Mail Server best practices - was: Pandora's Box of new TLDs

Roger Marquis marquis at roble.com
Sun Jun 29 20:49:18 UTC 2008


Rich Kulawiec wrote:
>> Quoting <http://www.postconf.com/docs/spamrep/> :
>>
>>   The only reliable way to avoid false-positives is by monitoring
>>   the email server or gateway logs and allowing end-users to receive
>>   a daily report of email sent to their account that was identified
>>   as spam and filtered.
>
> First, it is impossible to avoid false positives (unless you turn all
> spam filtering off) or false negatives

A bit of a Red Herring as nobody expects 100%.
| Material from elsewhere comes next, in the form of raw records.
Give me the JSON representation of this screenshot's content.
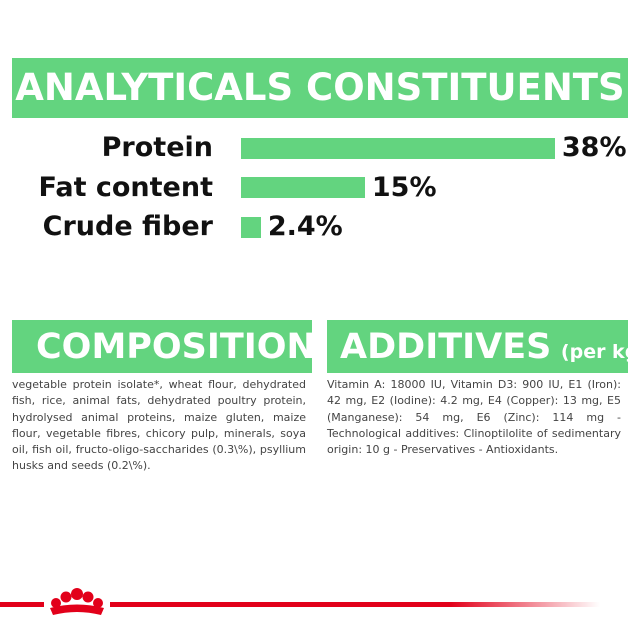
{
  "chart_data": {
    "type": "bar",
    "orientation": "horizontal",
    "title": "ANALYTICALS CONSTITUENTS",
    "categories": [
      "Protein",
      "Fat content",
      "Crude fiber"
    ],
    "values": [
      38,
      15,
      2.4
    ],
    "value_labels": [
      "38%",
      "15%",
      "2.4%"
    ],
    "color": "#63d47f"
  },
  "composition": {
    "title": "COMPOSITION",
    "text": "vegetable protein isolate*, wheat flour, dehydrated fish, rice, animal fats, dehydrated poultry protein, hydrolysed animal proteins, maize gluten, maize flour, vegetable fibres, chicory pulp, minerals, soya oil, fish oil, fructo-oligo-saccharides (0.3\\%), psyllium husks and seeds (0.2\\%)."
  },
  "additives": {
    "title": "ADDITIVES",
    "subtitle": "(per kg)",
    "text": "Vitamin A: 18000 IU, Vitamin D3: 900 IU, E1 (Iron): 42 mg, E2 (Iodine): 4.2 mg, E4 (Copper): 13 mg, E5 (Manganese): 54 mg, E6 (Zinc): 114 mg - Technological additives: Clinoptilolite of sedimentary origin: 10 g - Preservatives - Antioxidants."
  }
}
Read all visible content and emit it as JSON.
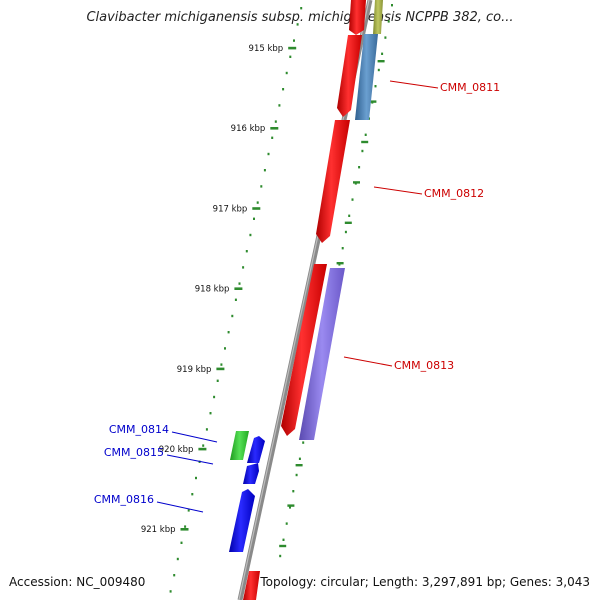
{
  "title": "Clavibacter michiganensis subsp. michiganensis NCPPB 382, co...",
  "accession": "Accession: NC_009480",
  "topology": "Topology: circular; Length: 3,297,891 bp; Genes: 3,043",
  "colors": {
    "backbone": "#8a8a8a",
    "tick": "#2e8b2e",
    "forward_gene": "#ee1111",
    "reverse_gene_blue": "#1111ee",
    "label_forward": "#cc0000",
    "label_reverse": "#0000cc",
    "feature_green": "#33cc33",
    "feature_steel": "#4a7fb5",
    "feature_purple": "#7b68d8",
    "feature_olive": "#a0a848"
  },
  "ruler": [
    {
      "label": "915 kbp",
      "pos": 915
    },
    {
      "label": "916 kbp",
      "pos": 916
    },
    {
      "label": "917 kbp",
      "pos": 917
    },
    {
      "label": "918 kbp",
      "pos": 918
    },
    {
      "label": "919 kbp",
      "pos": 919
    },
    {
      "label": "920 kbp",
      "pos": 920
    },
    {
      "label": "921 kbp",
      "pos": 921
    }
  ],
  "genes": [
    {
      "label": "CMM_0811",
      "strand": "forward"
    },
    {
      "label": "CMM_0812",
      "strand": "forward"
    },
    {
      "label": "CMM_0813",
      "strand": "forward"
    },
    {
      "label": "CMM_0814",
      "strand": "reverse"
    },
    {
      "label": "CMM_0815",
      "strand": "reverse"
    },
    {
      "label": "CMM_0816",
      "strand": "reverse"
    }
  ]
}
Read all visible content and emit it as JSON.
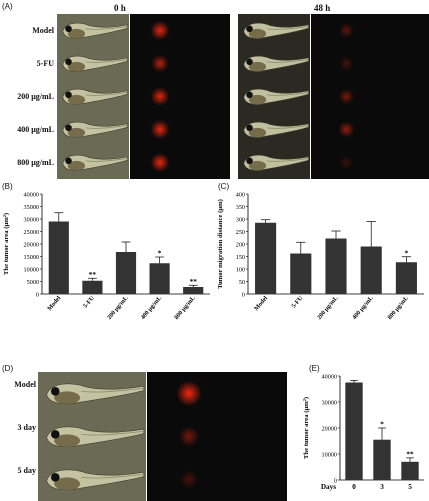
{
  "panelA": {
    "label": "(A)",
    "times": [
      "0 h",
      "48 h"
    ],
    "rows": [
      "Model",
      "5-FU",
      "200 μg/mL",
      "400 μg/mL",
      "800 μg/mL"
    ],
    "spot_intensity_0h": [
      0.9,
      0.7,
      0.85,
      0.9,
      0.9
    ],
    "spot_intensity_48h": [
      0.35,
      0.25,
      0.45,
      0.55,
      0.2
    ]
  },
  "panelD": {
    "label": "(D)",
    "rows": [
      "Model",
      "3 day",
      "5 day"
    ],
    "spot_intensity": [
      0.95,
      0.45,
      0.25
    ]
  },
  "colors": {
    "bar": "#333333",
    "spot": "#ff2a10",
    "dark": "#0a0a0a"
  },
  "chart_data": [
    {
      "id": "B",
      "label": "(B)",
      "type": "bar",
      "categories": [
        "Model",
        "5-FU",
        "200 μg/mL",
        "400 μg/mL",
        "800 μg/mL"
      ],
      "values": [
        29000,
        5300,
        16800,
        12300,
        2800
      ],
      "errors": [
        3500,
        1000,
        4000,
        2500,
        700
      ],
      "significance": [
        "",
        "**",
        "",
        "*",
        "**"
      ],
      "ylabel": "The tumor area (μm²)",
      "ylim": [
        0,
        40000
      ],
      "yticks": [
        0,
        5000,
        10000,
        15000,
        20000,
        25000,
        30000,
        35000,
        40000
      ]
    },
    {
      "id": "C",
      "label": "(C)",
      "type": "bar",
      "categories": [
        "Model",
        "5-FU",
        "200 μg/mL",
        "400 μg/mL",
        "800 μg/mL"
      ],
      "values": [
        285,
        162,
        222,
        190,
        127
      ],
      "errors": [
        12,
        45,
        30,
        100,
        22
      ],
      "significance": [
        "",
        "",
        "",
        "",
        "*"
      ],
      "ylabel": "Tumor migration distance (μm)",
      "ylim": [
        0,
        400
      ],
      "yticks": [
        0,
        50,
        100,
        150,
        200,
        250,
        300,
        350,
        400
      ]
    },
    {
      "id": "E",
      "label": "(E)",
      "type": "bar",
      "categories": [
        "0",
        "3",
        "5"
      ],
      "values": [
        37500,
        15500,
        7000
      ],
      "errors": [
        800,
        4500,
        1500
      ],
      "significance": [
        "",
        "*",
        "**"
      ],
      "ylabel": "The tumor area (μm²)",
      "xlabel": "Days",
      "ylim": [
        0,
        40000
      ],
      "yticks": [
        0,
        10000,
        20000,
        30000,
        40000
      ]
    }
  ]
}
> Second, while in principle this isn't a bad approach, in reality it
> tends not to work well.

Judging by user acceptance, over a decade's use and several thousand users,
it works better than any other method, certainly better than silently
rejecting and discarding spam on the one hand, or tagging and delivering it
on the other.

Not that any ISP delivers everything (since ~1996).  The ones that try
learn a hard lesson in DOS or they lose customers (remember netcom.com).
The issue isn't delivery, it's reporting, and only ISPs that inform users
about _every_ rejected or discarded email are capable of effectively
minimizing false positives.

> It requires that users weed through the daily reports

Looks like you haven't looked at the reports.  Nothing in them is more
difficult to parse than a large spam folder.  I'm guessing you also don't
intend to imply that users look in their spam folder?

> and it requires accepting and storing considerable volumes of
> mail which are likely spam/phish/virus/etc.

You must be talking about some other system.  Volumes of mail stored in
spam folders are what reports _avoid_.  Simple text reports take almost no
disk and, for most users, a year's worth of searchable daily reports takes
just a few MBs.

> can make FP detection difficult, since senders do not get a
> reject (mail was accepted, after all; why should they?) and thus
> may be unaware that their message was dropped in a probable-spam
> folder.

You really should read the URL cited above, and have a look at the sample
reports.

Whether spam is rejected outright or discarded after delivery is not
relevant since good reports list both.  Users don't make a distinction
either, as long as they know what was filtered.

Whether to A) reject or B) accept and discard is also a bit of a red
herring.  Most spam will get reject by RBLs but you still _must_ run
everything else through Spamassassin and AV, and there's no way to do those
checks pre-queue without SMTP timeouts and DOS.